Almanyayı çok sevdiğimi söyleyemem ama garip bir huzur da bulduğumu itiraf etmeliyim. Adımınızı attığınız andan gidene kadar stres olmayacağınızı bilmek ilginç bir duygu. O sakinlik bazen sizi ambale ediyor, salaklaştırıyor. Hani sakinleştirici alıp kal gelmiş gibi oluyorsunuz. Fuarın karmaşasında bile gizli bir dinginlik vardı...

Bu sakinlik ve huzur belki iki günlüğüne hoş geliyor ama bir yerden sonra sinir bozucu olmaya da başlar. Motorlaşmış bir hayat, donuk mavi bakışlar, sessiz bir tonda yapılan mesafeli konuşmalar bir yerden sonra sizi geriyor ve sıkıyor. O nedenle ülkemi hiç bir yere değişmem. Ve inanın biz Türkler olarak aslında çok akıllı, problem çözücü, pratik zekalı, yetenekli ve çalışkan insanlarız, kesinlikle bunu kabul edelim. Tek eksiğimiz organizasyonsuzluk. Çok büyük bir potansiyelimiz var... Kendimizi kesinlikle küçük görmeyelim ve kendimize güvenelim...

Aslında sevgili arkadaşım Wish ile çok eğlendik orada. Ciddi ciddi hayatımda en çok güldüğüm iki gündü diyebilirim. Standda otururken, dolanırken, yani iş yapmadığımız anlarda insanlar ile ve olan olaylar ile dalga geçtik, eğlendik. Çok aç kaldık çünkü yemek arasına çıkamama gibi salakça bir pozisyonda bulduk kendimizi (Türkler olaraktan)... Neyse önemli değil, eşek olanın sırtına semeri koyan çok olurmuş... biz eğlendik ya yeter... Eğlencemiz uçakta başladı. Uçakta bol bol kaynattık... Uçak inişe geçince ben makyaj yapayım da soluk soluk Almanyaya inmeyim ayıp olur dedim:-) Başladım komple makyaja. Hiçbirşeyi de eksik bırakmıyorum. O sıra hava muhalefeti nedeniyle uçak bir sarsılmaya başladı ki sormayın. Ben bu tip şeylerden etkilenip korkmam. Uçakta herkes bağırıyor, bir hareket, bense sakin sakin makyaj yapıyorum. Wish de bana şaşıyor, bir milim hatasız makyaj yapıyorum diye. Dahası hiçbir korku tepkisi yok bende. Bunu düşününce bizi bir gülme aldı. Biz gülerken ağlıyoruz sanan öndeki 3 Alman korku dolu gözlerle bize baktı, tabi bizi gülerken gördüler. Ama bizim gülmemiz artık durdurulamaz bir hal almıştı. Hani bazen size de olur değil mi, bir türlü susamazsınız. Neyse güle oynaya indik. Hayır yani düşeceksek de Allah korusun ağlasak ne yazar değil mi?
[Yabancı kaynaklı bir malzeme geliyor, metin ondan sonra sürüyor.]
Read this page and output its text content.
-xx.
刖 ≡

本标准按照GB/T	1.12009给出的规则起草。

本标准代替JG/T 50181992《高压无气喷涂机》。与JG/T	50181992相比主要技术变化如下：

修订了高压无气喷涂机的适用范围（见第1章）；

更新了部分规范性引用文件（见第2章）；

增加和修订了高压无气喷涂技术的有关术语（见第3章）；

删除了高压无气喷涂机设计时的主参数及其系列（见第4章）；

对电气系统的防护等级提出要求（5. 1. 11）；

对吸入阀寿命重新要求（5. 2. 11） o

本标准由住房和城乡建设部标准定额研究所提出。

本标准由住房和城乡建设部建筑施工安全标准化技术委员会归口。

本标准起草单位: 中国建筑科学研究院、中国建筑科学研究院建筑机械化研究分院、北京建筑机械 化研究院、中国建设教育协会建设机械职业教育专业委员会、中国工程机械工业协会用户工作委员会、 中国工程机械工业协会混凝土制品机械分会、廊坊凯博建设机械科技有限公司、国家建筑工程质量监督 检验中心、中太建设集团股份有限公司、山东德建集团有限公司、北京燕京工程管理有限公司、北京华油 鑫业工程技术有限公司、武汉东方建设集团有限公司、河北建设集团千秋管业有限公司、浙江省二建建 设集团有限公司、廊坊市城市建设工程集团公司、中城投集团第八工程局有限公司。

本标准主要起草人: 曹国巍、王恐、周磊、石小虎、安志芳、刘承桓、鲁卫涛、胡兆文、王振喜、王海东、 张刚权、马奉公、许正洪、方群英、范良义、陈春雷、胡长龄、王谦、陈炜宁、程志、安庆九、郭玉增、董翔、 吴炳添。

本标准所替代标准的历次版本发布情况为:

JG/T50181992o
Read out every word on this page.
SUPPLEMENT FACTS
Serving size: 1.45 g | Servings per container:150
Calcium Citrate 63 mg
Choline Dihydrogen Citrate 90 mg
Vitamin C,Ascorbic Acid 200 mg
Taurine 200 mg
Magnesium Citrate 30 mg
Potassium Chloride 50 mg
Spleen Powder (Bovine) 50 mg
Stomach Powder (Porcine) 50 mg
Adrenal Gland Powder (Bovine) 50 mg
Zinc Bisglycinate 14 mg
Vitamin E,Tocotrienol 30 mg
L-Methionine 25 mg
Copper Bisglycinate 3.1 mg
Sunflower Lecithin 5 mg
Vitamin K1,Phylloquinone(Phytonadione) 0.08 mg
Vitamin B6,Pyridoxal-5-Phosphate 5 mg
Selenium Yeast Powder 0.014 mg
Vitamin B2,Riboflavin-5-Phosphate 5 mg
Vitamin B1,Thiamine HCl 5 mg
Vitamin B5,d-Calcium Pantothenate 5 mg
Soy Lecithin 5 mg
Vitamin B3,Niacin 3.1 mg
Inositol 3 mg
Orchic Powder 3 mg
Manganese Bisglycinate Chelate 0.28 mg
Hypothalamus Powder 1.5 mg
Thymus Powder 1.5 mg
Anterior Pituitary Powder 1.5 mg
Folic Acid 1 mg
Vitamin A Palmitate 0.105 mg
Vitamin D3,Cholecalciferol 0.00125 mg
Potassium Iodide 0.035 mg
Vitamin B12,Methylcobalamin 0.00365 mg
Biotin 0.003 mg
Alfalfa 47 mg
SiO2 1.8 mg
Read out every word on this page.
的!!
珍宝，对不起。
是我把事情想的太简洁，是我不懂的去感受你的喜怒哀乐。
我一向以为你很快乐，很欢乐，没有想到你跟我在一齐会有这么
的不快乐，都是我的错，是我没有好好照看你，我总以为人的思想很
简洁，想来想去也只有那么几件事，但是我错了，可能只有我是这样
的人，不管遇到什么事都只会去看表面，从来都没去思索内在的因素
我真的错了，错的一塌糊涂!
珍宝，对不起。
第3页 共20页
Sonra da bol bol güldük işte. İlk akşam şirketin tüm dünyada çalışanları ve misafirlerinin katıldığı dev bir organizasyon vardı. Tipik Alman yemekleri, eski Alman kıyafetleri içindeki çalgıcılar, yine eski dağ kıyafetleri içindeki garsonlar, Alman müzikleri (durmadan ve durmadan, hatırlayın: Heidinin müziği tipinde bir sürü benzer şarkı), bira:-) Almanların, özellikle de günyedekilerin yaz kış tercih ettikleri ama aslında yaz içkisi olarak uzmanların önerdiği buğday birasından yudumladım ben de... Efes Gusto adı altında bunu üretmeye başladı. Bence bir deneyin. Bu birayla birayı kiralamış değil satın almış oluyorsunuz (tuvalete gitme ihtiyacı daha çok az oluyor da...) Ama tadı tipik biraya çok çok benzemiyor, nefret de edebilirsiniz. Ben seviyorum.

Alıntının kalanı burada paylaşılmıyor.